Pencil is fortunate that it has found some young tech executives who are willing to donate their time and money. In October 2013, tech-education firm 2U’s co-founder Jeremy Johnson joined Pencil’s board. Mr. Johnson said he was intrigued by its mission.
“Education is an issue that is near and dear to my heart,” said the 30-year-old. Mr. Johnson said he wasn’t actively looking to be on a board when he heard about Pencil, but then welcomed the idea. “I wanted to do something I enjoy and something where I added value,” he said.
Mr. Johnson said he has been approached by a few other nonprofits but doesn’t have much spare time because he just started another company. “You have to be realistic about what you can do,” he said.
Nonprofits with some stars on their boards may find it easier to attract young people. Troy Dixon joined the Apollo Theater board three years ago because he wanted to work with an organization dedicated to inner-city youth, and his parents grew up in Harlem. However, it didn’t hurt that the board is chaired by Richard Parsons, the former chairman of Citigroup who also led Time Warner.
“I get to see Dick and how he operates,” said the 43-year-old, who is chief executive of Hollis Park Partners, an investment firm he founded. “I’ve learned a lot.”

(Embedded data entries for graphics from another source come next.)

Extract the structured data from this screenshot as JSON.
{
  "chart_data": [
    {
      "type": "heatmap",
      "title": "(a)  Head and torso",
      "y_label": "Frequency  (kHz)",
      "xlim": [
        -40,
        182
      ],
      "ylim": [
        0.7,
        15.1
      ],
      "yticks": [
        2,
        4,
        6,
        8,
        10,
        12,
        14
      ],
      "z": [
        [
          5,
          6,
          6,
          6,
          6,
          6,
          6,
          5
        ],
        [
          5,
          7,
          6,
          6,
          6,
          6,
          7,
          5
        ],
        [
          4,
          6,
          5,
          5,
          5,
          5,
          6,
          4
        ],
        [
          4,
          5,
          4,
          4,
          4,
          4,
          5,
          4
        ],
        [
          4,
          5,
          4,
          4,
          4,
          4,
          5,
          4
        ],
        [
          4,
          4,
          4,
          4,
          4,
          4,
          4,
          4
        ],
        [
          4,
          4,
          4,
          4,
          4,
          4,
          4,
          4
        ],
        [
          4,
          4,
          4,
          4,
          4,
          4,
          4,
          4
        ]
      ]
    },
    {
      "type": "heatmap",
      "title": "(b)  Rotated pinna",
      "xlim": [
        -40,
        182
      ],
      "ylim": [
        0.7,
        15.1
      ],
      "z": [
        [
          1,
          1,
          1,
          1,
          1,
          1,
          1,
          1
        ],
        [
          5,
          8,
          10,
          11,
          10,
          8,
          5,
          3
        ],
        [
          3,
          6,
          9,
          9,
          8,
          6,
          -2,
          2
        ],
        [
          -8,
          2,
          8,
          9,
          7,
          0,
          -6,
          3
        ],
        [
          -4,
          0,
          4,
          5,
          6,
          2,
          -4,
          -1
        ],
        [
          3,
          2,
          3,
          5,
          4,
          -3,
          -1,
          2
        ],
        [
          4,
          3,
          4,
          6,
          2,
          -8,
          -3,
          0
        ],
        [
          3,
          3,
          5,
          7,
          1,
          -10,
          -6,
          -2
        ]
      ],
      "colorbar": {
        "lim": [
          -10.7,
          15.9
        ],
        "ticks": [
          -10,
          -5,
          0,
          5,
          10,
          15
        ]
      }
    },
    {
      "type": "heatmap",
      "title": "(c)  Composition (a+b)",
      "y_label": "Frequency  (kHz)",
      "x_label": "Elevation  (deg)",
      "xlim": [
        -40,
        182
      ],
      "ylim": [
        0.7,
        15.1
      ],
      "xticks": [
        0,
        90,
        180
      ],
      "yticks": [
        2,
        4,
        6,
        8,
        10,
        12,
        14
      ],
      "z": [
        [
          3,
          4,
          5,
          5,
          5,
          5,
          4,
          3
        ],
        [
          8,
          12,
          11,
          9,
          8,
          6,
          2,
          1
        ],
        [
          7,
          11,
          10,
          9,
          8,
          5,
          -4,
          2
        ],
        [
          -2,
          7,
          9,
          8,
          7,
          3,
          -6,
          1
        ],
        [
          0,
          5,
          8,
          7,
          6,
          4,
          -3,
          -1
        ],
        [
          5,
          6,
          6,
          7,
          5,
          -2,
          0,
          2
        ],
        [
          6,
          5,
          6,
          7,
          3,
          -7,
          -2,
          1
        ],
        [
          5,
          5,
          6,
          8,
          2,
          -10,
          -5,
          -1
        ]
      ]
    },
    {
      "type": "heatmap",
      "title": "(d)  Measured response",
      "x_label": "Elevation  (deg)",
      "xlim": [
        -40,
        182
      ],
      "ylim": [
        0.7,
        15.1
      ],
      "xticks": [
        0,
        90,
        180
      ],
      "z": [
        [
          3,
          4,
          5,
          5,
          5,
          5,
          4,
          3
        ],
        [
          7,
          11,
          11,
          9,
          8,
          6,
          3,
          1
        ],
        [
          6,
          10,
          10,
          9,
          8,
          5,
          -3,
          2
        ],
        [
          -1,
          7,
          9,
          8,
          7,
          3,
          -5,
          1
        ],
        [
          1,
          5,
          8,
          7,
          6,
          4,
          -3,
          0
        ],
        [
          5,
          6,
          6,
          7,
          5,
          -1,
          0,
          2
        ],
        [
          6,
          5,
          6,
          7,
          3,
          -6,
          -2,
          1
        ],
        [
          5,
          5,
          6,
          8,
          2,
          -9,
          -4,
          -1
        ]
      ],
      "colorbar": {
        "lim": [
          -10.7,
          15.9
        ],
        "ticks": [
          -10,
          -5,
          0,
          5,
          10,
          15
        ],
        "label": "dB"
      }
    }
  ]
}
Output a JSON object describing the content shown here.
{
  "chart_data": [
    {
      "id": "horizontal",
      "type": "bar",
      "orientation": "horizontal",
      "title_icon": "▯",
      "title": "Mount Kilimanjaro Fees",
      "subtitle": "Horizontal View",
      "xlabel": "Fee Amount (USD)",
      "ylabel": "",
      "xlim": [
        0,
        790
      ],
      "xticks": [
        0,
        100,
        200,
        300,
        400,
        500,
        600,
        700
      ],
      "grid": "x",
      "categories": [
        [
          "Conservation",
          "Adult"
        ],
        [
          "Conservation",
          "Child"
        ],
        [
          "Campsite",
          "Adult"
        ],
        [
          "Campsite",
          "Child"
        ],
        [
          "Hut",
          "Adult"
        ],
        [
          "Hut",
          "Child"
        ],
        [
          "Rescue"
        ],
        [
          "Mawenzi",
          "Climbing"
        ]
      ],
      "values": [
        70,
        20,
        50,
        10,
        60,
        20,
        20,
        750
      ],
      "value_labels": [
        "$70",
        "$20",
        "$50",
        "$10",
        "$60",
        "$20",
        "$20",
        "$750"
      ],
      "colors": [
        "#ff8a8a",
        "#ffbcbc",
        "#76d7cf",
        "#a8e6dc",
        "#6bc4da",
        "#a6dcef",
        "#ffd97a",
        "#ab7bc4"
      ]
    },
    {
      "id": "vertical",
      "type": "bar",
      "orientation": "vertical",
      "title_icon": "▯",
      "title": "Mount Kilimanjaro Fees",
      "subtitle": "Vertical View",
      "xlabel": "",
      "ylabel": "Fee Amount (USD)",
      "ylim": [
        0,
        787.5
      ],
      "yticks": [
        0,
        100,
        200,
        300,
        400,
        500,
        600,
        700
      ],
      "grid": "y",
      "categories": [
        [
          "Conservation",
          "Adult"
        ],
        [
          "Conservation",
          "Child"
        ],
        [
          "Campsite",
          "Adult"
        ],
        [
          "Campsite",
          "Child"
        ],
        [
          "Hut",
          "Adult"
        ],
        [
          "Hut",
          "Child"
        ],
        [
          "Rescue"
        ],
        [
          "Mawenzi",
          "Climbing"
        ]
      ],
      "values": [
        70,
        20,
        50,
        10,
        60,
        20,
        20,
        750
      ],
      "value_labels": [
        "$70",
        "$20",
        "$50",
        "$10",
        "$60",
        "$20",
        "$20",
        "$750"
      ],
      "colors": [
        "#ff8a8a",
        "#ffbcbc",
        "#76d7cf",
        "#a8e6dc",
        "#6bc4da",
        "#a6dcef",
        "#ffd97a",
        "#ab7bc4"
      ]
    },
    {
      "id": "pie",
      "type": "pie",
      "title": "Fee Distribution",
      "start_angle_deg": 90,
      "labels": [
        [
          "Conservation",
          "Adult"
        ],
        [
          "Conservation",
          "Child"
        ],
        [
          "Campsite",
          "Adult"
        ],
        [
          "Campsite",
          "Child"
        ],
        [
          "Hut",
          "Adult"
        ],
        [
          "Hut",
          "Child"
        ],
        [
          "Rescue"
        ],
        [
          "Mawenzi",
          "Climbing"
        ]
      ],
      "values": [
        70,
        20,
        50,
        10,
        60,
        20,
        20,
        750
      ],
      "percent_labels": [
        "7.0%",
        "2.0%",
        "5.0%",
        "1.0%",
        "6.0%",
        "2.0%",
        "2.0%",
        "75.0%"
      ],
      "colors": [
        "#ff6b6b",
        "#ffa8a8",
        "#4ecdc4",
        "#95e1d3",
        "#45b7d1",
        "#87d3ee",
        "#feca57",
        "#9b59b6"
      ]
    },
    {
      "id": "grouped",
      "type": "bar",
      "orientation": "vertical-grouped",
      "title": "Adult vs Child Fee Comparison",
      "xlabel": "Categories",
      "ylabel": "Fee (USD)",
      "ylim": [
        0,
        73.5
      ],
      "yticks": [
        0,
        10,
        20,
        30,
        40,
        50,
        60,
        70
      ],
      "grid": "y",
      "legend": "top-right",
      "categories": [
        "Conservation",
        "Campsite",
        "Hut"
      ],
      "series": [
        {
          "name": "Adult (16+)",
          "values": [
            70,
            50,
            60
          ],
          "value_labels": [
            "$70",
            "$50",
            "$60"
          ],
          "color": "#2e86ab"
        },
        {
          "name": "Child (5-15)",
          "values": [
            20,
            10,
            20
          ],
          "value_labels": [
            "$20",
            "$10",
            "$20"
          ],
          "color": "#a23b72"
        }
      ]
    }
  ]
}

The Apollo has been bringing on other younger board members, such as music star Pharrell Williams, who joined a few months ago. And even though Mr. Dixon doesn’t have his colleagues’ fame, he receives three to four overtures a month from other boards. He is already on the board of Boys Hope Girls Hope in Brooklyn, and with three young children to raise, Mr. Dixon doesn’t see how he could fit another board into his schedule. “I want to go deep, not wide,” he said.